|Tested species reactivity||Human, Mouse|
|Host / Isotype||Rabbit / IgG|
|Immunogen||Synthetic peptide conjugated to KLH derived from within residues 1 - 100 of Human Sonic Hedgehog.|
|Purification||Antigen affinity chromatography|
|Storage buffer||PBS, pH 7.4, with 1% BSA|
|Contains||0.02% sodium azide|
|Storage Conditions||Store at 4°C short term. For long term storage, store at -20°C, avoiding freeze/thaw cycles.|
|Tested Applications||Dilution *|
|ELISA (ELISA)||0.5 µg/ml|
|Immunocytochemistry (ICC)||5 µg/ml|
|Immunofluorescence (IF)||5 µg/ml|
|Western Blot (WB)||1 µg/ml|
* Suggested working dilutions are given as a guide only. It is recommended that the user titrate the product for use in their own experiment using appropriate negative and positive controls.

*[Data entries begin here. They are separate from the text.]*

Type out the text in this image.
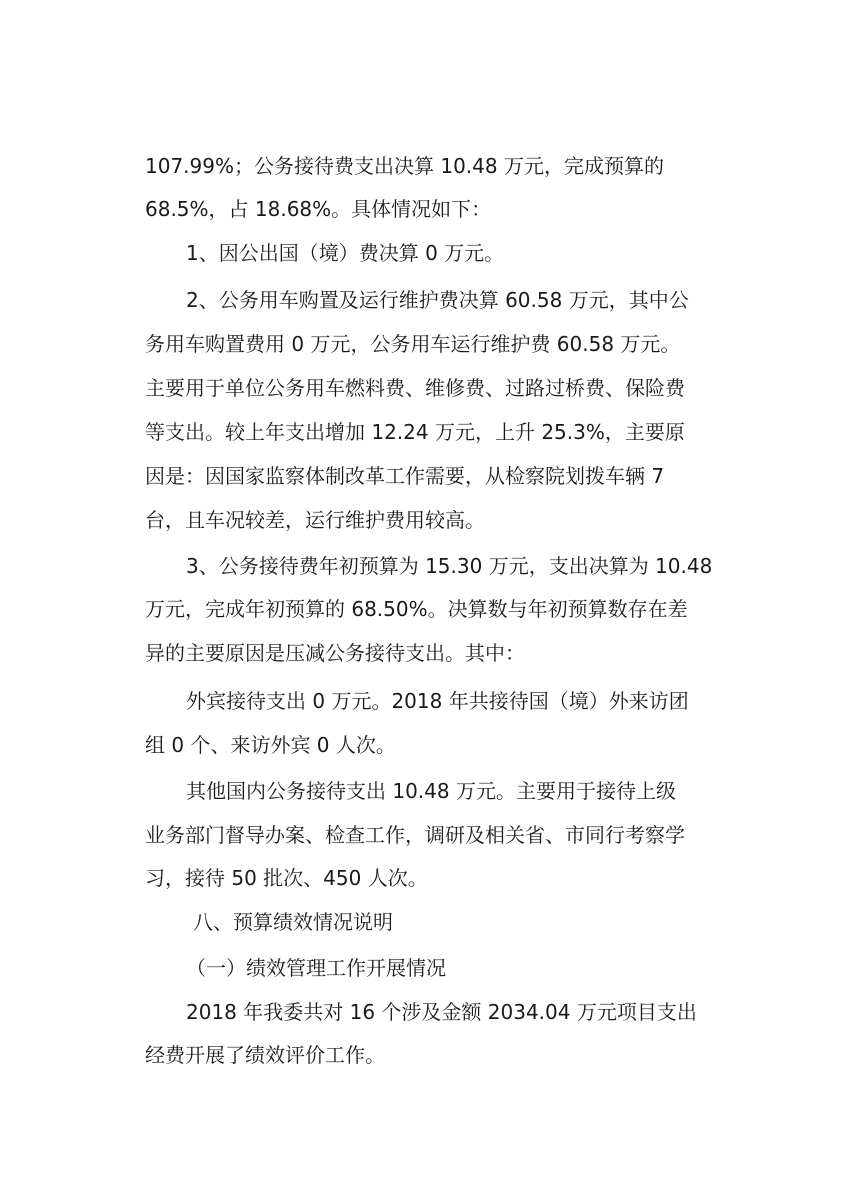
107.99%；公务接待费支出决算 10.48 万元，完成预算的
68.5%，占 18.68%。具体情况如下：
1、因公出国（境）费决算 0 万元。
2、公务用车购置及运行维护费决算 60.58 万元，其中公
务用车购置费用 0 万元，公务用车运行维护费 60.58 万元。
主要用于单位公务用车燃料费、维修费、过路过桥费、保险费
等支出。较上年支出增加 12.24 万元，上升 25.3%，主要原
因是：因国家监察体制改革工作需要，从检察院划拨车辆 7
台，且车况较差，运行维护费用较高。
3、公务接待费年初预算为 15.30 万元，支出决算为 10.48
万元，完成年初预算的 68.50%。决算数与年初预算数存在差
异的主要原因是压减公务接待支出。其中：
外宾接待支出 0 万元。2018 年共接待国（境）外来访团
组 0 个、来访外宾 0 人次。
其他国内公务接待支出 10.48 万元。主要用于接待上级
业务部门督导办案、检查工作，调研及相关省、市同行考察学
习，接待 50 批次、450 人次。
八、预算绩效情况说明
（一）绩效管理工作开展情况
2018 年我委共对 16 个涉及金额 2034.04 万元项目支出
经费开展了绩效评价工作。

Not suitable for use with Immunohistochemistry - Free Floating.
This antibody is predicted to react with rat, chicken, cow, human, Xenopus laevis, zebrafish and many species based on sequence homology.

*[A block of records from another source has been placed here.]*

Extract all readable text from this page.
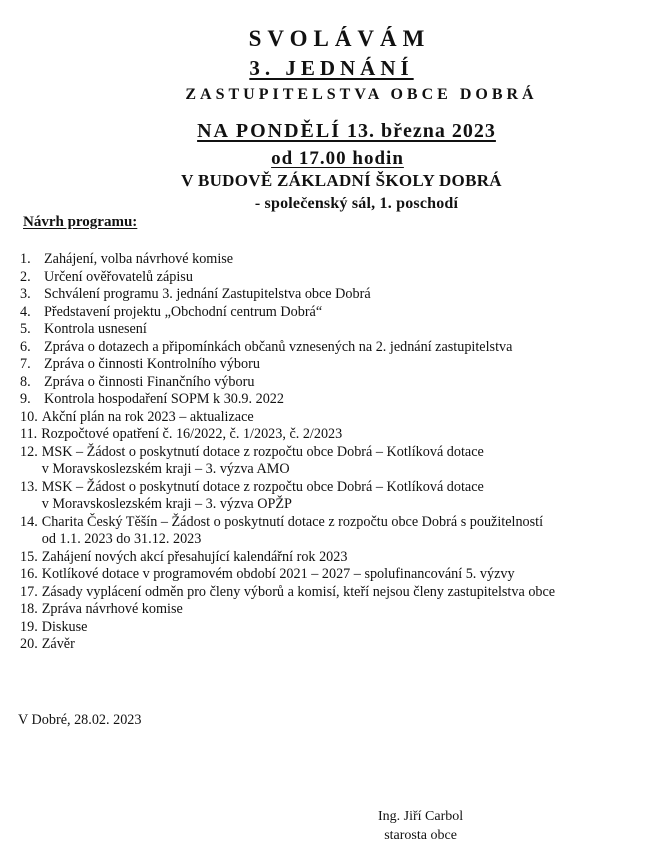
SVOLÁVÁM
3. JEDNÁNÍ
ZASTUPITELSTVA OBCE DOBRÁ
NA PONDĚLÍ 13. března 2023
od 17.00 hodin
V BUDOVĚ ZÁKLADNÍ ŠKOLY DOBRÁ
- společenský sál, 1. poschodí
Návrh programu:
1. Zahájení, volba návrhové komise
2. Určení ověřovatelů zápisu
3. Schválení programu 3. jednání Zastupitelstva obce Dobrá
4. Představení projektu „Obchodní centrum Dobrá“
5. Kontrola usnesení
6. Zpráva o dotazech a připomínkách občanů vznesených na 2. jednání zastupitelstva
7. Zpráva o činnosti Kontrolního výboru
8. Zpráva o činnosti Finančního výboru
9. Kontrola hospodaření SOPM k 30.9. 2022
10. Akční plán na rok 2023 – aktualizace
11. Rozpočtové opatření č. 16/2022, č. 1/2023, č. 2/2023
12. MSK – Žádost o poskytnutí dotace z rozpočtu obce Dobrá – Kotlíková dotace
v Moravskoslezském kraji – 3. výzva AMO
13. MSK – Žádost o poskytnutí dotace z rozpočtu obce Dobrá – Kotlíková dotace
v Moravskoslezském kraji – 3. výzva OPŽP
14. Charita Český Těšín – Žádost o poskytnutí dotace z rozpočtu obce Dobrá s použitelností
od 1.1. 2023 do 31.12. 2023
15. Zahájení nových akcí přesahující kalendářní rok 2023
16. Kotlíkové dotace v programovém období 2021 – 2027 – spolufinancování 5. výzvy
17. Zásady vyplácení odměn pro členy výborů a komisí, kteří nejsou členy zastupitelstva obce
18. Zpráva návrhové komise
19. Diskuse
20. Závěr
V Dobré, 28.02. 2023
Ing. Jiří Carbol
starosta obce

Sonic Hedgehog, which is expressed only during embryogenesis, is instrumental in patterning the early embryo. It has been implicated as the key inductive signal in patterning of the ventral neural tube, the anterior-posterior limb axis, and the ventral somites. Of three human proteins showing sequence and functional similarity to the Sonic Hedgehog protein of Drosophila, this protein is the most similar. The protein is made as a precursor that is autocatalytically cleaved; the N-terminal portion is soluble and contains the signalling activity while the C-terminal portion is involved in precursor processing. More importantly, the C-terminal product covalently attaches a cholesterol moiety to the N-terminal product, restricting the N-terminal product to the cell surface and preventing it from freely diffusing throughout the developing embryo. Defects in this protein or in its signalling pathway are a cause of holoprosencephaly (HPE), a disorder in which the developing forebrain fails to correctly separate into right and left hemispheres. HPE is manifested by facial deformities. In addition, it is thought that mutations in this gene or in its signalling pathway may be responsible for VACTERL syndrome, which is characterized by vertebral defects, anal atresia, tracheoesophageal fistula with esophageal atresia, radial and renal dysplasia, cardiac anomalies, and limb abnormalities.
For Research Use Only. Not for use in diagnostic procedures. Not for resale without express authorization.